The time it takes for a radioactive atom to decay is not a constant. This is because the conditions within each radioactive atom are not identical -- unlike, say, the conditions in a pot of water that you start at room temperature and heat at a known rate on the stove. In the latter case you can predict with some accuracy the time it takes to bring the water to boil.
In an atom, on the other hand, nobody knows the exact amount of energy distributed amongst the constituent particles at any one time.
We do know, however, the probability of certain energy distributions, and therefore we can make predictions such as the elapsed time during which an individual atom has a 50/50 chance of decaying. Based on this knowledge, you can group billions of such atoms together and state with great accuracy the time it takes for half of the atoms in that group to decay.
As an analogy, think of a large population of people. We can't say when an individual person in that population will die, but we can feel fairly confident predicting how long it would take for half of the population to die. The larger the population; the more accurate our prediction.
In both cases, we rely on statistical analysis to help us make useful guesses about the world around us.
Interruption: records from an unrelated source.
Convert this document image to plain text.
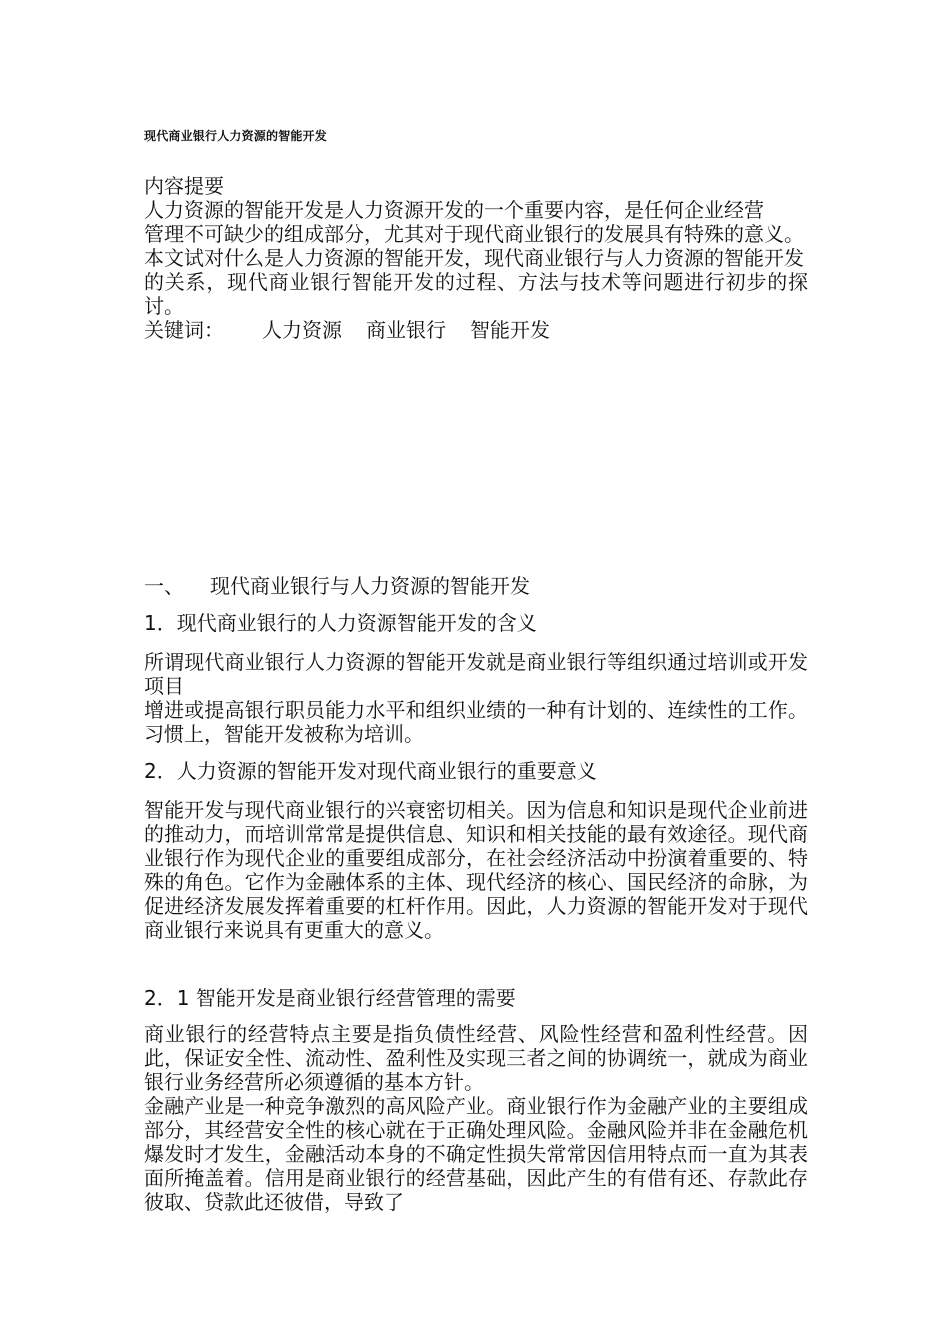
现代商业银行人力资源的智能开发

内容提要

人力资源的智能开发是人力资源开发的一个重要内容，是任何企业经营

管理不可缺少的组成部分，尤其对于现代商业银行的发展具有特殊的意义。

本文试对什么是人力资源的智能开发，现代商业银行与人力资源的智能开发

的关系，现代商业银行智能开发的过程、方法与技术等问题进行初步的探讨。

关键词： 人力资源 商业银行 智能开发

一、 现代商业银行与人力资源的智能开发
1．现代商业银行的人力资源智能开发的含义

所谓现代商业银行人力资源的智能开发就是商业银行等组织通过培训或开发项目

增进或提高银行职员能力水平和组织业绩的一种有计划的、连续性的工作。习惯上，智能开发被称为培训。

2．人力资源的智能开发对现代商业银行的重要意义

智能开发与现代商业银行的兴衰密切相关。因为信息和知识是现代企业前进的推动力，而培训常常是提供信息、知识和相关技能的最有效途径。现代商业银行作为现代企业的重要组成部分，在社会经济活动中扮演着重要的、特殊的角色。它作为金融体系的主体、现代经济的核心、国民经济的命脉，为促进经济发展发挥着重要的杠杆作用。因此，人力资源的智能开发对于现代商业银行来说具有更重大的意义。

2．1 智能开发是商业银行经营管理的需要

商业银行的经营特点主要是指负债性经营、风险性经营和盈利性经营。因此，保证安全性、流动性、盈利性及实现三者之间的协调统一，就成为商业银行业务经营所必须遵循的基本方针。

金融产业是一种竞争激烈的高风险产业。商业银行作为金融产业的主要组成部分，其经营安全性的核心就在于正确处理风险。金融风险并非在金融危机爆发时才发生，金融活动本身的不确定性损失常常因信用特点而一直为其表面所掩盖着。信用是商业银行的经营基础，因此产生的有借有还、存款此存彼取、贷款此还彼借，导致了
Yes, this means that some lucky radioactive atoms hang around much longer than others. Uranium is one of the most abundant minerals in the earth's crust, and all of it was formed billions of years ago in the heart of a dying star. The star eventually exploded, spewing its constituent atoms into the universe, some accreting together long afterwards to form planets like Earth. Some uranium atoms decayed immediately after the star exploded; some have been around ever since and today form the fuel of nuclear power reactors.
The fact that some uranium atoms last longer than others is no more remarkable than some people living longer than others.